According to an annual report on substance abuse issued by the division, capacity of public treatment facilities in 2009 lagged far behind the need in southwestern Utah, which includes Beaver, Iron, Garfield, Kane and Washington counties.

That year, 6,034 residents in southwestern Utah needed some type of mental health help from a government treatment program, but the capacity of those programs was only 687. For youth ages 12 to 17, the gap was nearly as bad: 767 patients needed help, but there were resources for only 87.

One problem is that there were no private businesses to fill the gap between the city’s volunteer clinics and state-sponsored programs administered by the county that serve Medicaid-eligible patients.

That’s why Gloria Boberg, CEO of The Ark, recently opened a private, nonprofit facility in St. George that offers residential and outpatient services.

Boberg, who operates four other clinics in northern Utah, said she decided to move to St. George after consulting with health professionals in the area and learning of the growing demand. In addition to people with mental health issues, Boberg said her programs tackle addictions ranging from abuse of narcotics and alcohol to eating disorders to shopping addiction.

“If you’re drunk or on drugs you can go to the hospital and get stabilized, but then you are on your own again with really no place to go to get the help needed,” said Boberg.

Only patients with private insurance are treated now at The Ark, although Boberg doesn’t rule out accepting patients covered by Medicare or Medicaid in the future.

Boberg said one problem she’s seeing in St. George is abuse of prescription painkillers containing opiates that she believes are overprescribed by doctors.

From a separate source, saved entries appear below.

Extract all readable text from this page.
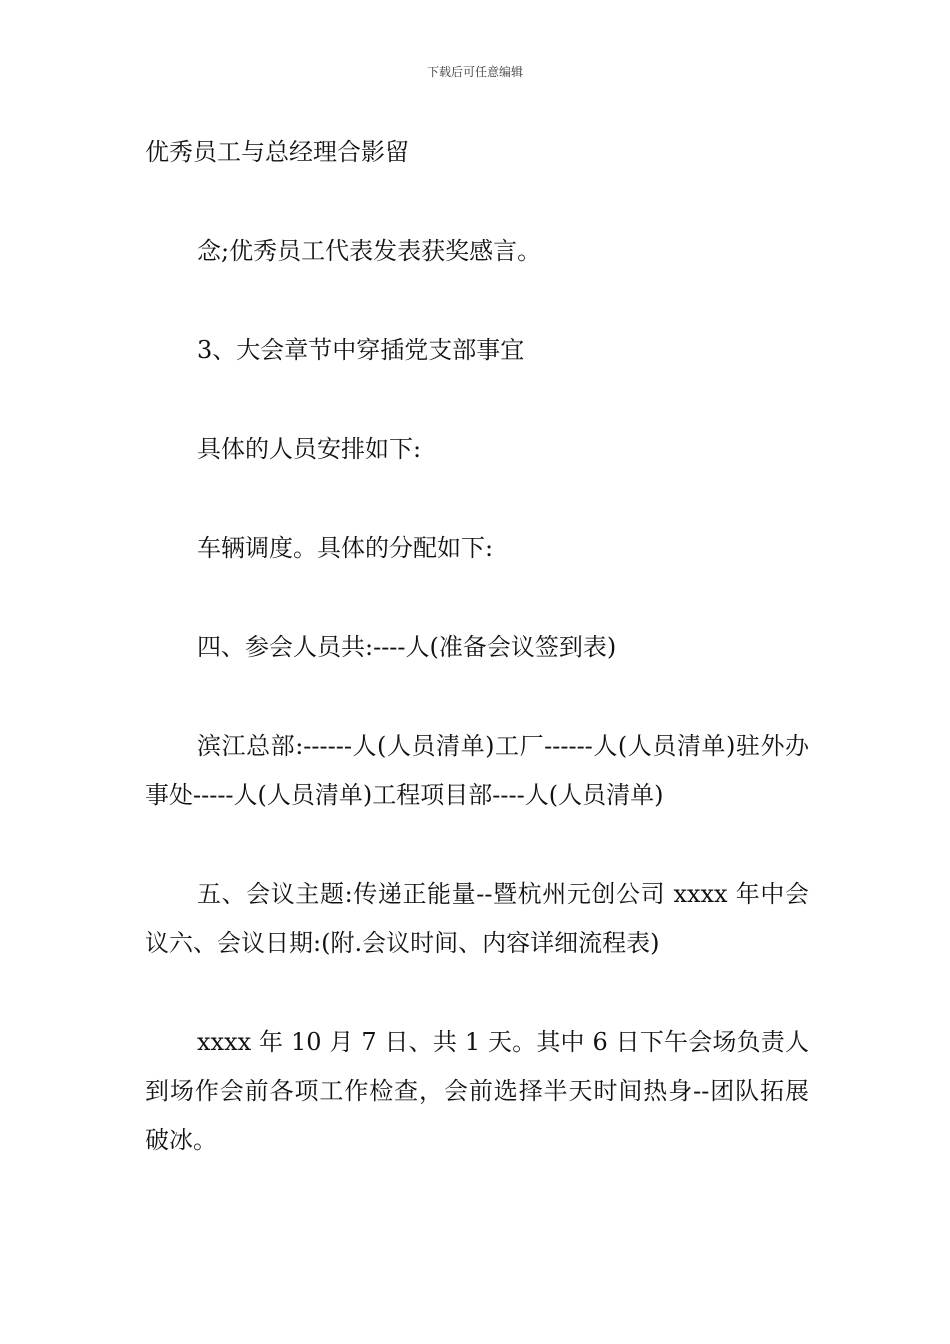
下载后可任意编辑

优秀员工与总经理合影留

念;优秀员工代表发表获奖感言。

3、大会章节中穿插党支部事宜

具体的人员安排如下:

车辆调度。具体的分配如下:

四、参会人员共:----人(准备会议签到表)

滨江总部:------人(人员清单)工厂------人(人员清单)驻外办事处-----人(人员清单)工程项目部----人(人员清单)

五、会议主题:传递正能量--暨杭州元创公司 xxxx 年中会议六、会议日期:(附.会议时间、内容详细流程表)

xxxx 年 10 月 7 日、共 1 天。其中 6 日下午会场负责人到场作会前各项工作检查，会前选择半天时间热身--团队拓展破冰。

“Just because it comes in a prescription bottle, many think there is no danger in addiction,” said Boberg.

Brent Kelsey, assistant director of the Division of Substance Abuse and Mental Health, part of the Department of Human Services, said there is a crucial need for more facilities like The Ark in southern Utah.

“There is a feeling in some circles that if it [drug] is prescribed by a doctor, it’s OK,” said Kelsey. “Generally, the way I look at drugs and addiction is that they are driven by access and availability. We just have a lot of narcotic pain pills in the community.”

DeeAnne Staheli, director of the Doctors Volunteer Clinic in St. George, which treats patients at no charge, says 30 percent of her patients have mental health and addiction problems. “It just keeps going up.”

She believes the primary reason for the rise is the poor economy.

“The one reason I see for the stress, frustration and suicide [threats] are all related to the economy and lost jobs,” she said.

She said The Ark is a welcome addition that fills a service gap in the community. “They’re pricey but can allow [a patient] to be close to family, and that’s good,” she said.

To deal with the growing problem, Staheli said the clinic is trying to raise funds to build a special unit for mental health patients.

Michael Cain, associate director of the state-funded Southwest Behavioral Health Center, which primarily treats clients referred by the courts, said The Ark will fill a private-sector niche that has been underserved because similar facilities have come and gone.

Jeremy Boberg, the son of Gloria Boberg and director of the St. George office of The Ark, said he hopes the facility can make a difference.

“There is a tremendous need, especially for residential treatment,” he said.